Contextualiser le problème

Pensons à une grande organisation. Dans sa culture organisationnelle, elle a des valeurs telles que la proactivité et le travail en équipe. Cependant, bien qu’il s’agisse de valeurs souhaitées, cela n’empêche pas que différentes « tribus » ont été créées en raison de multiples facteurs tels que des facteurs géographiques, socioculturels … En outre, il s’agit d’une organisation axée principalement sur les résultats financiers. La réalité est que chaque personne a des tâches et des objectifs spécifiques ancrés au plan financier.

Bien que les valeurs du travail en équipe soit dans la culture de l’organisation, la réalisation d’objectifs personnels génère des comportements aux racines anthropologiques, voire primatologiques comme l’aversion à l’inégalité, qui finissent par se traduire par des émotions comme l’envie ou la colère. Ces émotions font partie de notre charge évolutive, ce qui signifie que toutes ces dynamiques relationnelles que l’organisation ne gère pas, seront gérées par notre nature couplée à notre héritage socioculturel.

L’inaction continue conduirait l’organisation à une division progressive en tribus ou groupes qui, couplés aux différences socioculturelles, pourraient être accentués générant, comme nous l’a dit Greene, une  » tragédie de la moralité commune « .

La tragédie du profil bas

Evidemment, même si vous appartenez à une tribu de l’organisation, vous devrez interagir avec d’autres tribus de la même. Les différences de moralité entre les tribus susciteront de fortes oppositions si vous présentez vos idées et vos convictions de manière directe. La tragédie réside dans le fait que la stratégie du profil bas est une stratégie utilitaire et rationnelle qui a un avantage à court terme pour l’individu seulement, mais un coût d’opportunité pour l’organisation, puisque, le travail en équipe inter-tribale donnerait de meilleurs résultats globaux.

Personnalité et profil bas

Avant d’avancer toute conclusion, une digression sur la personnalité et le profil bas est nécessaire. Il existe des personnes qui, en raison de divers facteurs génétiques et environnementaux, ont un profil introverti, ce qui pourrait nous amener à penser qu’il s’agit d’un cas différent du positionnement stratégique commenté de profil bas, et en effet il existe des nuances importantes que nous pourrions traiter. Cependant, d’un point de vue organisationnel, la question reste la même et nous ne devrions pas les différencier, à moins qu’elles ne soient très accentuées.

Conclusions

Il semble qu’une des stratégies individuelles dominantes dans un environnement intertribal au sein d’une organisation soit la « stratégie du profil bas ». L’absence d’une morale (faisant partie de la culture organisationnelle) qui intègre toutes les moralités des  » tribus  » de l’organisation conduit désespérément à l’utilisation de morales tribales optimisées pour surmonter le dilemme  » moi contre nous  » et les stratégies de faible exposition.

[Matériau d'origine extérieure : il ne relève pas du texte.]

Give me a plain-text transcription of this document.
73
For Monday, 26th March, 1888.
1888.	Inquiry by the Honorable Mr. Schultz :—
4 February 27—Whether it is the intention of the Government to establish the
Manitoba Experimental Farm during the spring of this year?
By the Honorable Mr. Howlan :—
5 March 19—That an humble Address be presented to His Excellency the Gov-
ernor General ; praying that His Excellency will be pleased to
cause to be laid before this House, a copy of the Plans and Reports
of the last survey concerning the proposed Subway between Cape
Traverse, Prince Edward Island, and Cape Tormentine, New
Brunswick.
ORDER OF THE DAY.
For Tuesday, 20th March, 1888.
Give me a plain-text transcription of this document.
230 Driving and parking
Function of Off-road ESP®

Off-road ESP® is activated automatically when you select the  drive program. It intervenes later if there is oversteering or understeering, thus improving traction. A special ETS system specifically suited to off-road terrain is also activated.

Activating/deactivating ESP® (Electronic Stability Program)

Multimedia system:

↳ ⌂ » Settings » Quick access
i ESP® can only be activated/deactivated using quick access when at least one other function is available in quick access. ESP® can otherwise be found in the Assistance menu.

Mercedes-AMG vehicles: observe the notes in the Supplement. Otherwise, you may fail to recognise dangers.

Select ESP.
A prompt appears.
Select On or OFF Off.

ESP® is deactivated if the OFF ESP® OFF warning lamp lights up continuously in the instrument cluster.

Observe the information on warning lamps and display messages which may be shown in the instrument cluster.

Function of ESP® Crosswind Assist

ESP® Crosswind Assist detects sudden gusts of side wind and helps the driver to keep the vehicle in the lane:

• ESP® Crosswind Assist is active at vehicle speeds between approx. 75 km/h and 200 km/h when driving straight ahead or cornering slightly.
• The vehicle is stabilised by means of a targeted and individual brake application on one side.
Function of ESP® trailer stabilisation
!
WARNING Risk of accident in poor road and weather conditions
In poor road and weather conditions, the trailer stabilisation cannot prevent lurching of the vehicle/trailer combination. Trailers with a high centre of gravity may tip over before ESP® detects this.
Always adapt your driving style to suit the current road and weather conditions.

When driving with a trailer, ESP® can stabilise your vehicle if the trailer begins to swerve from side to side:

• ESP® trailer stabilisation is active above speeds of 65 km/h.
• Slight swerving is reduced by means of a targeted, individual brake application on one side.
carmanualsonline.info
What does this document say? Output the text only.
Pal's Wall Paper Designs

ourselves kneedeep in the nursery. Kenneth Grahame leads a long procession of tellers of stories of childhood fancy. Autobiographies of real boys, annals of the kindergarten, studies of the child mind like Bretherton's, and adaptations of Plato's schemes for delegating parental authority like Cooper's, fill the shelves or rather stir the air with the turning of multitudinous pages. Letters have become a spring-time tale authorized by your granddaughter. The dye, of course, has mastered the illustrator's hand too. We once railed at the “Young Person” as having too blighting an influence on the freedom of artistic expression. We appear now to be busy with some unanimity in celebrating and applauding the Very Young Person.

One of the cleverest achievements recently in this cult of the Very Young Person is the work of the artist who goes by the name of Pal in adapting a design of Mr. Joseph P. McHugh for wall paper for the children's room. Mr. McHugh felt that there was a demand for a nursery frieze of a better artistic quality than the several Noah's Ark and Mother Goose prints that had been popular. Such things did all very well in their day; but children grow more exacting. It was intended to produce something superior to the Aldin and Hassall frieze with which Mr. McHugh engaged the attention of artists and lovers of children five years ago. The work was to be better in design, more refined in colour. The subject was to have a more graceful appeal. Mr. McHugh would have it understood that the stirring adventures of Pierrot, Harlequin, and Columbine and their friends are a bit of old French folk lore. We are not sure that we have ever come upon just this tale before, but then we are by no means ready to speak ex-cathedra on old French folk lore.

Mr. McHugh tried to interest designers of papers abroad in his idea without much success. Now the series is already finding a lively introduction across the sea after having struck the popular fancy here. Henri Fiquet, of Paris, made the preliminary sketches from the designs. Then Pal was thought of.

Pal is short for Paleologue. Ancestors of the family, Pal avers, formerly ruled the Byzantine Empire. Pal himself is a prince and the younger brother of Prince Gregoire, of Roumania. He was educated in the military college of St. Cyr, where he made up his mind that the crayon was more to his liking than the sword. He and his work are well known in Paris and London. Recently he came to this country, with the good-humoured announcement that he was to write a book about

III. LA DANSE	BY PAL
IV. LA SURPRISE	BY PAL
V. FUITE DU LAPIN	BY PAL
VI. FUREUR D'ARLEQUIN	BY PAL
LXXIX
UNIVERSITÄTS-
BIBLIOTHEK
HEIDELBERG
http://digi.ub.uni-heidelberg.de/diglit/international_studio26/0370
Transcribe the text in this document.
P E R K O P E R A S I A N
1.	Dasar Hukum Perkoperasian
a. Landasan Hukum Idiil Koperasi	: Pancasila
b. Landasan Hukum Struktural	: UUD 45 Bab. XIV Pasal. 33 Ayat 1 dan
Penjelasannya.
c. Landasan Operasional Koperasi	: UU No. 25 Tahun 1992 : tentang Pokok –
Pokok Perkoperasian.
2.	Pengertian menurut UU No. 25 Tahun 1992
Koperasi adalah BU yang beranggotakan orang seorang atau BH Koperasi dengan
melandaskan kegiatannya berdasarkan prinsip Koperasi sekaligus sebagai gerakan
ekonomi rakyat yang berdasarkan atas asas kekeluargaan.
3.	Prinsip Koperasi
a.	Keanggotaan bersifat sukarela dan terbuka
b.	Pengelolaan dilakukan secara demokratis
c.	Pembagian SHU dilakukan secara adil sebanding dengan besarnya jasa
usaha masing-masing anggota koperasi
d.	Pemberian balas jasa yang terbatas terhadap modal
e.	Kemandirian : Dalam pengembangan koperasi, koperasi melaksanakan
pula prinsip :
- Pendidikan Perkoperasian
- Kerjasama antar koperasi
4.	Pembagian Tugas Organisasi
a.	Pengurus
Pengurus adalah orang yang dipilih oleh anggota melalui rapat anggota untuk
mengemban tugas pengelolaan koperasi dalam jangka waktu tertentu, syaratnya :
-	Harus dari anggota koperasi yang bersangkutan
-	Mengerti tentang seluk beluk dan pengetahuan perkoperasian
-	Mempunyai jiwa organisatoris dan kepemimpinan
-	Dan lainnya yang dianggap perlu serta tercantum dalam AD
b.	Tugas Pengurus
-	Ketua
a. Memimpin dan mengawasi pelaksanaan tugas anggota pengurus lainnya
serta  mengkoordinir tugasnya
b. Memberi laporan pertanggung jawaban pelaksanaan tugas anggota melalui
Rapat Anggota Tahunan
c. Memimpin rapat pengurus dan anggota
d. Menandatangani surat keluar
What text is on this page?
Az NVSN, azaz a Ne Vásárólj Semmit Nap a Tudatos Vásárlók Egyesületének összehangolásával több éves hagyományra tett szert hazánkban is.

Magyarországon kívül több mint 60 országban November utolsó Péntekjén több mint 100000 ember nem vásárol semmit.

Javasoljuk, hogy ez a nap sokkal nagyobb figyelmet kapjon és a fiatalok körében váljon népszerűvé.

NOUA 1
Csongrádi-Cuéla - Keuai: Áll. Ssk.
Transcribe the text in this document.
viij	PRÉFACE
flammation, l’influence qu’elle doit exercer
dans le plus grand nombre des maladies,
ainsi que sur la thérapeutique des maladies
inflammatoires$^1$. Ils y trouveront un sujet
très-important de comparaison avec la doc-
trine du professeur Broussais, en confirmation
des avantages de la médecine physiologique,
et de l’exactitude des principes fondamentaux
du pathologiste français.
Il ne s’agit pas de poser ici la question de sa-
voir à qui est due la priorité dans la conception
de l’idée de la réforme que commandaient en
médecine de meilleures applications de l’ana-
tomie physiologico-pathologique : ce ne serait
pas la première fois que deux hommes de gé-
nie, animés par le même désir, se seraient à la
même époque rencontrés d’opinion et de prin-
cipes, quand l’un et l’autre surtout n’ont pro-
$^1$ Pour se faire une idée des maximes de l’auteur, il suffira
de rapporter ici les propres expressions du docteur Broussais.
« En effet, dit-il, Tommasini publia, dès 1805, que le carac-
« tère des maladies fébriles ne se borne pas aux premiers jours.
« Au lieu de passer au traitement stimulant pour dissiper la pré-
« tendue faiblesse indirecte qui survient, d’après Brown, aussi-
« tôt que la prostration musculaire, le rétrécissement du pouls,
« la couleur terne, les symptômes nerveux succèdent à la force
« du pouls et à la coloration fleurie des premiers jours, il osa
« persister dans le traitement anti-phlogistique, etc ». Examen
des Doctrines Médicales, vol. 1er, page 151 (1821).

Une fois que la stratégie de faible exposition s’installe dans une organisation, les processus évolutifs de sélection et de rétention entrent en jeu, se propageant dans toute l’organisation. Il est vrai que cela peut conduire à un équilibre, mais au prix de mauvais résultats et d’un long terme incertain.

Comme toujours, le processus de changement implique différents moteurs et il n’y a pas de formule magique. Ce qui est clair, c’est que laisser le champion  » à profil bas  » est une stratégie organisationnelle risquée.

Pour conclure, nous pouvons parler du côté positif de cette stratégie, à savoir qu’elle pourrait réduire le conflit entre les tribus au sein de l’organisation.

Bibliographie

  • Joshua Greene. Moral Tribes : Emotion, Reason, and the Gap Between Us and Them (2013).
  • M.A. Nowak. Supercoopérateurs (2011).
  • Frans de Waal.L’âge de l’empathie (2009).
  • Frans de Wall. Notre singe intérieur (2005).
  • Robert Axelrod. L’évolution de la coopération (1984).
  • La tragédie des biens communs. Garrett Hardin. Science (1968).